Images acquired by either film or digital cameras are enhanced through processing of the image color using a number of complex algorithms. The goal of these algorithms is to render an image reproduction that is pleasing and has the same color appearance as the objects in the original scene. The performance of all of these algorithms is substantially improved when the physical properties of objects and/or illuminants in the scene are known.
For example, color balancing is one important image processing algorithm. Color balancing refers to the act of adjusting the image colors to correct for distortions in color appearance when the image is acquired under one illuminant but rendered under a second, different illuminant. Say an image of a scene is captured indoors under a tungsten ambient illuminant. The unprocessed image will have a yellowish appearance (color cast) when viewed under natural outdoor ambient illumination. The performance of color balancing algorithms can be improved when the ambient illuminant of the scene is known.

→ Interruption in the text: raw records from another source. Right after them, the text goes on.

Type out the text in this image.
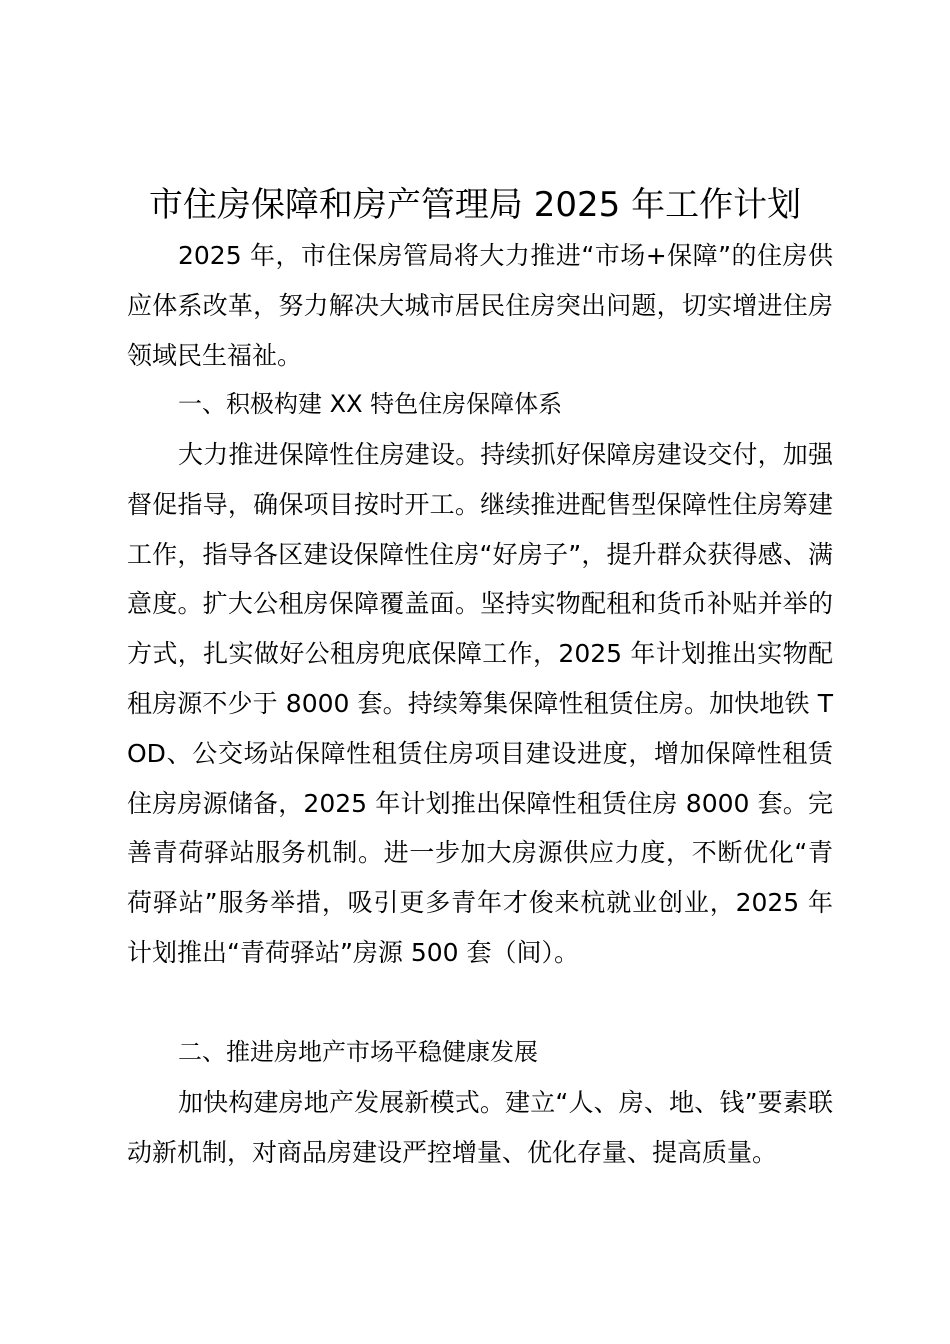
市住房保障和房产管理局 2025 年工作计划

2025 年，市住保房管局将大力推进“市场+保障”的住房供应体系改革，努力解决大城市居民住房突出问题，切实增进住房领域民生福祉。

一、积极构建 XX 特色住房保障体系

大力推进保障性住房建设。持续抓好保障房建设交付，加强督促指导，确保项目按时开工。继续推进配售型保障性住房筹建工作，指导各区建设保障性住房“好房子”，提升群众获得感、满意度。扩大公租房保障覆盖面。坚持实物配租和货币补贴并举的方式，扎实做好公租房兜底保障工作，2025 年计划推出实物配租房源不少于 8000 套。持续筹集保障性租赁住房。加快地铁 TOD、公交场站保障性租赁住房项目建设进度，增加保障性租赁住房房源储备，2025 年计划推出保障性租赁住房 8000 套。完善青荷驿站服务机制。进一步加大房源供应力度，不断优化“青荷驿站”服务举措，吸引更多青年才俊来杭就业创业，2025 年计划推出“青荷驿站”房源 500 套（间）。

二、推进房地产市场平稳健康发展

加快构建房地产发展新模式。建立“人、房、地、钱”要素联动新机制，对商品房建设严控增量、优化存量、提高质量。
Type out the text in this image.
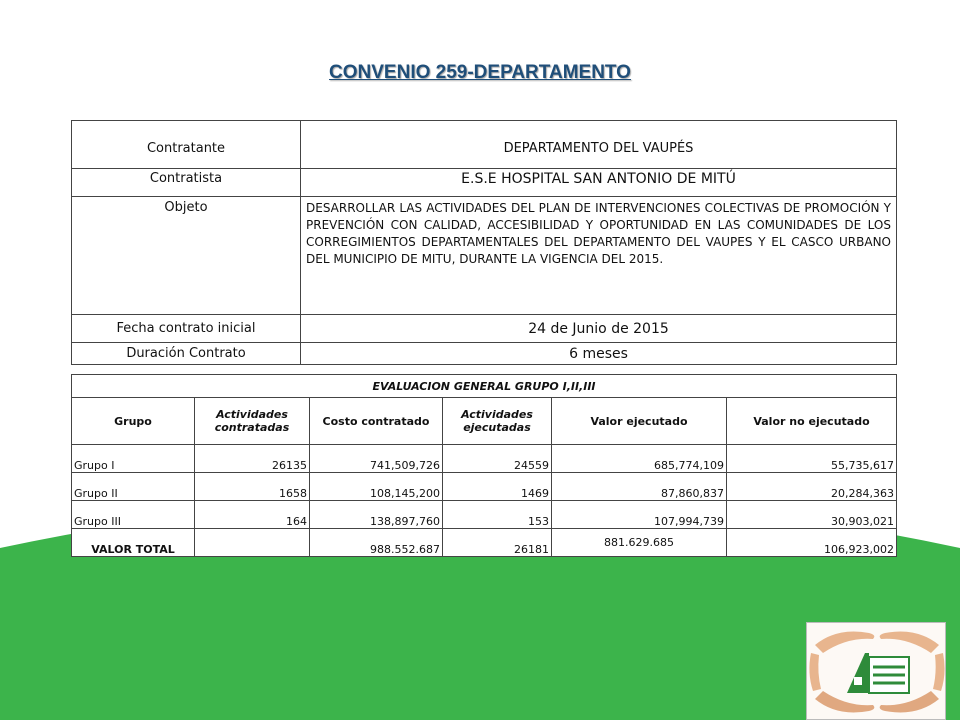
CONVENIO 259-DEPARTAMENTO
Contratante	DEPARTAMENTO DEL VAUPÉS
Contratista	E.S.E HOSPITAL SAN ANTONIO DE MITÚ
Objeto	DESARROLLAR LAS ACTIVIDADES DEL PLAN DE INTERVENCIONES COLECTIVAS DE PROMOCIÓN Y PREVENCIÓN CON CALIDAD, ACCESIBILIDAD Y OPORTUNIDAD EN LAS COMUNIDADES DE LOS CORREGIMIENTOS DEPARTAMENTALES DEL DEPARTAMENTO DEL VAUPES Y EL CASCO URBANO DEL MUNICIPIO DE MITU, DURANTE LA VIGENCIA DEL 2015.
Fecha contrato inicial	24 de Junio de 2015
Duración Contrato	6 meses
EVALUACION GENERAL GRUPO I,II,III					
Grupo	Actividades contratadas	Costo contratado	Actividades ejecutadas	Valor ejecutado	Valor no ejecutado
Grupo I	26135	741,509,726	24559	685,774,109	55,735,617
Grupo II	1658	108,145,200	1469	87,860,837	20,284,363
Grupo III	164	138,897,760	153	107,994,739	30,903,021
VALOR TOTAL		988.552.687	26181	881.629.685	106,923,002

Because of its importance, there has been a great deal of academic and industrial research on illuminant estimation. State-of-the-art ambient illuminant estimation algorithms include gray-world, specular reflections, physical-realizability, color-by-correlation, and Bayesian color constancy algorithms. All of these algorithms work in a passive mode: the algorithms estimate the ambient illuminant using light collected passively by film or a digital image sensor. In passive mode algorithms, the collected and analyzed light originates from the ambient illuminant and is already being collected for imaging purposes. For example, U.S. Pat. No. 6,069,972, issued to Durg et al., discloses a method for white balancing a digital color image. Using the captured image, color components of the pixels are analyzed to determine a global white point and perform color balancing on the entire image.
The most widely known and implemented of these passive mode algorithms is the gray-world algorithm, described in G. Buchsbaum, “A Spatial Processor Model for Object Color Perception,” J. Franklin Institute, 310, 1-26 (1980); and R. W. G. Hunt, The Reproduction of Color, 5th ed, Fountain Press, England (1996). The gray-world algorithm assumes that the average surface reflectance of objects in a scene corresponds to a gray surface. Based on this assumption, the algorithm uses the average color of an image as a measure of the ambient illumination.
Color-by-correlation is a more recent and novel passive mode illuminant estimation algorithm, described in G. D. Finlayson, P. M. Hubel, and S. Hordley, “Color by Correlation,”Proceedings of the IS&T/SID 5th Color Imaging Conference: Color Science, Systems, and Applications, Scottsdale, Ariz., 6-11 (1997). The method assumes that the number of possible ambient illuminants encountered is quite small. The algorithm tests which of the possible illuminants is the most likely one given the image data. Color-by-correlation does this test by comparing the chromaticity gamut of the image with the chromaticity gamut of each assumed illuminant multiplied by a database of natural surface reflectance functions. The algorithm simply picks the ambient illuminant whose gamut most overlaps the image gamut.
In another interesting algorithm, disclosed in U.S. Pat. No. 5,548,398, issued to Gaboury, a temporal sensor is included to detect the flicker frequency of the passive illumination. Steady illuminants are likely to be from natural sources, such as the sun, whereas artificial illuminants, such as fluorescent lights, flicker at known frequencies (typically 60 or 120 Hz).
By detecting this temporal frequency, the system can make an improved guess at the likely illuminant type and color.
Passive mode algorithms use image data that depend simultaneously on the ambient illuminant and the object surface reflectance functions. In order to derive an estimate of the ambient illuminant from image data, the algorithms must make assumptions about the properties of the object surface reflectance functions. There is no way to verify that these assumptions are true.
Active imaging methods (AIMs) differ from passive algorithms: they emit a signal into a scene. An example of an AIM system is a sonar range finder used for auto-focusing. The time-of-flight for the signal to leave the camera and return is measured and used to specify the distance to an object in the scene. This distance is used to set the camera focus. For more information on auto-focus algorithms, see G. Ligthart and F.C.A. Groen, “A Comparison of Different Autofocus Algorithms,” Proc. of IEEE Int. Conf on Pattern Recognition (1982). Range scanning systems emit laser pulses or other signals into a scene to determine the distance and shape of three-dimensional objects; for example, see P. Besl, “Active, Optical Range Imaging Sensors” Machine Vision and Applications, 1, 127-152 (1988).
Active imaging methods have not been applied to estimating physical properties relating to color. All existing color balancing methods are passive and therefore require estimation of physical properties that cannot be confirmed by measurement, thereby limiting the accuracy of the methods.